A iron condor on DIS is the iron condor strategy applied to DIS (stock). The strategy is structurally neutral / range-bound: An iron condor sells a call spread and a put spread at strikes outside spot, collecting net premium that is kept if the underlying stays inside the inner short strikes. With DIS stock trading near $96.39, the strikes shown on this page are snapped to the nearest listed DIS chain strike and the premiums come straight from the end-of-day bid/ask midpoint.
How are DIS iron condor max profit and max loss calculated?
Max profit equals the net credit times 100 inside the inner strikes; max loss equals wing width minus credit times 100. Two breakevens at inner strikes plus and minus the credit. For the DIS iron condor priced from the end-of-day chain at a 30-day expiry (ATM IV 24.12%), the computed maximum profit is $127.00 per contract and the computed maximum loss is -$373.00 per contract. Live intraday quotes will differ as the chain moves through the trading session.

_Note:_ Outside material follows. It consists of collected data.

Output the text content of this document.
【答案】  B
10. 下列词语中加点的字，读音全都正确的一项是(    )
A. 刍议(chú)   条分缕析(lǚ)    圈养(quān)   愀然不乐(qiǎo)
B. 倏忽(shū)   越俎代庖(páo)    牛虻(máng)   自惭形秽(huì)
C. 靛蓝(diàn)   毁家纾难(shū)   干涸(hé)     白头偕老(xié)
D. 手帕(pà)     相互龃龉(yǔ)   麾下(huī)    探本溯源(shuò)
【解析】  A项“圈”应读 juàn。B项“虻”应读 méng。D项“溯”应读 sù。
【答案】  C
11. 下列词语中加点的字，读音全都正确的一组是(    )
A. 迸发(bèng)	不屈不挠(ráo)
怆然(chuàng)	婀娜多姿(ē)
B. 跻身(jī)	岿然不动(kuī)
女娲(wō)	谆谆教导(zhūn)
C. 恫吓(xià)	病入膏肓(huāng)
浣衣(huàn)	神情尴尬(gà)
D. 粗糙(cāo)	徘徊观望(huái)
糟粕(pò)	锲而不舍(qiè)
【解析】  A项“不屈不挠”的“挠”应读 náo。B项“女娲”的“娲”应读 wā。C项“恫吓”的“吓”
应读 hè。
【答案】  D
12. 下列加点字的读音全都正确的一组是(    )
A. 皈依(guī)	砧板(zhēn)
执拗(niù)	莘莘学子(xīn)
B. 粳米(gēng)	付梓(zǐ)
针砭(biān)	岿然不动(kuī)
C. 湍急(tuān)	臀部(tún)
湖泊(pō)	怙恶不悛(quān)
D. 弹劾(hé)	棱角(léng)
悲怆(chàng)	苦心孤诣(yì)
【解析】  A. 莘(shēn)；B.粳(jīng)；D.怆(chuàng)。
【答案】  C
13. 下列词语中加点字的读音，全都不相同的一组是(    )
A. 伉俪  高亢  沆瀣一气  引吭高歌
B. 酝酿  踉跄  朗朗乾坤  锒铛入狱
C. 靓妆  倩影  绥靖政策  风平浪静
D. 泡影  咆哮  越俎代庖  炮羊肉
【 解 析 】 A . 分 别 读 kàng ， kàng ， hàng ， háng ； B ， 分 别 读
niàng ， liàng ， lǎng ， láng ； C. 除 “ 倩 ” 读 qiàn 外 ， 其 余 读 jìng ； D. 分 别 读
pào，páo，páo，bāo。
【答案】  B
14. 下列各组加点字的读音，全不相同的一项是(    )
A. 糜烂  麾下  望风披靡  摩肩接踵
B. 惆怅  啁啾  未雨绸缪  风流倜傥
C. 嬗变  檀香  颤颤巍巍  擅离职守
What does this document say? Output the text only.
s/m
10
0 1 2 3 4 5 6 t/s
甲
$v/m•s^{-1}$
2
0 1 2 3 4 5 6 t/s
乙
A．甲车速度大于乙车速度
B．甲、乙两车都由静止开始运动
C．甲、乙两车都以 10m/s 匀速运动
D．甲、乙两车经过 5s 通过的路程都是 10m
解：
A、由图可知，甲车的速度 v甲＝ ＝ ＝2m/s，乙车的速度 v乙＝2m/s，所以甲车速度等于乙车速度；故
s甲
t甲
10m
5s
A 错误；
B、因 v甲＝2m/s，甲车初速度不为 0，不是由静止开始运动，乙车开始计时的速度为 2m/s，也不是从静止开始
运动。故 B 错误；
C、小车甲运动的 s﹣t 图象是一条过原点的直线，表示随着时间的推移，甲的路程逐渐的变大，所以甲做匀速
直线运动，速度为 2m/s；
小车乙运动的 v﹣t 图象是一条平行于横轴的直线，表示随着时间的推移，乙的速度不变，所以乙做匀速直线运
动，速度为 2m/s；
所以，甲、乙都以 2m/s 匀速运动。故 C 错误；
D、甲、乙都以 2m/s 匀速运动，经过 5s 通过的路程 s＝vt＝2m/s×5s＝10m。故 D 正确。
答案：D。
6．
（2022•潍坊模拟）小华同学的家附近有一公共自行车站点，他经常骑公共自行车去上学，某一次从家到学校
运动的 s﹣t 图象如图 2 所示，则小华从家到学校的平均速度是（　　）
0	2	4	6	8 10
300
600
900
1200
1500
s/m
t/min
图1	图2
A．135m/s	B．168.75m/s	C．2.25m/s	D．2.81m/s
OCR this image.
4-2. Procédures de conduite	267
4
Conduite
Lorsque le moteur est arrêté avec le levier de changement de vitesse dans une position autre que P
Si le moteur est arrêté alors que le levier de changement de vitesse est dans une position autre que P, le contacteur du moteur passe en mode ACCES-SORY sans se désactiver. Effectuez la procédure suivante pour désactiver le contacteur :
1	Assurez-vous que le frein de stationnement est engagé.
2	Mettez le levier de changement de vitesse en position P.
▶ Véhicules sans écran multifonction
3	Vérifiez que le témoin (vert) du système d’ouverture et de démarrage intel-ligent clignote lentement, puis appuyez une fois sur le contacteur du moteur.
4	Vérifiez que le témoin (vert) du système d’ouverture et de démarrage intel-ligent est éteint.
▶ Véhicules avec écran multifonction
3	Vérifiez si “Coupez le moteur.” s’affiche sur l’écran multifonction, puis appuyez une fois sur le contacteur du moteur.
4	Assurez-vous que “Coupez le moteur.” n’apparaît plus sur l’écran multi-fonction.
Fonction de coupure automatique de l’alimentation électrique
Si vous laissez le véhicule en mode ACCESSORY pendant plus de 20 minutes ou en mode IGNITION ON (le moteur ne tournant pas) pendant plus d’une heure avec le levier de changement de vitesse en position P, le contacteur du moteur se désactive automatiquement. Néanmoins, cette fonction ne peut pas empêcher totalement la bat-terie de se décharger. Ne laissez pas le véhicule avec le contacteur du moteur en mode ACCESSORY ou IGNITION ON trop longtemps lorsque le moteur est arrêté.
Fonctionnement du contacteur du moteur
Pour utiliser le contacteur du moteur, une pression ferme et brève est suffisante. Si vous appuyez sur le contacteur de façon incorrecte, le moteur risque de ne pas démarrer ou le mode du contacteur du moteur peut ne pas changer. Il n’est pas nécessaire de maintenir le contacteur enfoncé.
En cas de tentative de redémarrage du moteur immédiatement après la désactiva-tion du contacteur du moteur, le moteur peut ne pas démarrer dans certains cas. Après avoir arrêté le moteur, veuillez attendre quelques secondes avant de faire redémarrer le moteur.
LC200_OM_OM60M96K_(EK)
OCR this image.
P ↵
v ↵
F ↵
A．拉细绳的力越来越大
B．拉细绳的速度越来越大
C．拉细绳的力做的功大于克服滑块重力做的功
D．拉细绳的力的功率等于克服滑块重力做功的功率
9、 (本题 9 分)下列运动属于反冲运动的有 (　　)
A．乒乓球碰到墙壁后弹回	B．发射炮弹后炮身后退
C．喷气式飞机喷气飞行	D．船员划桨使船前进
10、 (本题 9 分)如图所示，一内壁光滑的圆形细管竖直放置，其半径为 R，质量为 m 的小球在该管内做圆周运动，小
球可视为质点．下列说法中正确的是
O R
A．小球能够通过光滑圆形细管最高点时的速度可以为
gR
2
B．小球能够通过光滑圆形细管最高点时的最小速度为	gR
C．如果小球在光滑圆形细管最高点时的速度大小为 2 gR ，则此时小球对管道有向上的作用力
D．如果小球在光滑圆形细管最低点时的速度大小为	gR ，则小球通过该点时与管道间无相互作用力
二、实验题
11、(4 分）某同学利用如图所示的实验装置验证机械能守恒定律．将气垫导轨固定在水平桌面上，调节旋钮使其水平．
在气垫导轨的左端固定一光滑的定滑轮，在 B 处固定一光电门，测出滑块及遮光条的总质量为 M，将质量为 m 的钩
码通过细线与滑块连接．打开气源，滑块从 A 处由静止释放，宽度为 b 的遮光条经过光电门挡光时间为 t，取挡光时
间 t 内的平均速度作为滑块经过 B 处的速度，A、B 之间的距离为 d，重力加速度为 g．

What is the breakeven for a DIS iron condor?
The breakeven for the DIS iron condor priced on this page is roughly $90.73 and $102.27 at expiration, derived from end-of-day chain premiums. Breakeven is the underlying price at which the strategy's P&L crosses zero ignoring transaction costs and assignment risk. The current DIS market-implied 1-standard-deviation expected move is approximately 6.92%; if the move sits well outside the breakeven distance, the structure's risk-reward becomes correspondingly tighter.
When should you consider a iron condor on DIS?
Iron condors on DIS are a delta-neutral premium-collection structure that profits if DIS stock stays inside the inner short strikes; short strikes typically sit near 1 standard deviation from spot.
How does current DIS implied volatility affect this iron condor?
DIS ATM IV is at 24.12% with IV rank near 23.80%, which is on the low end of its 1-year range. Premium-buying structures (long call, long put, debit spreads) are relatively cheap in this regime; premium-selling structures collect less credit per unit risk.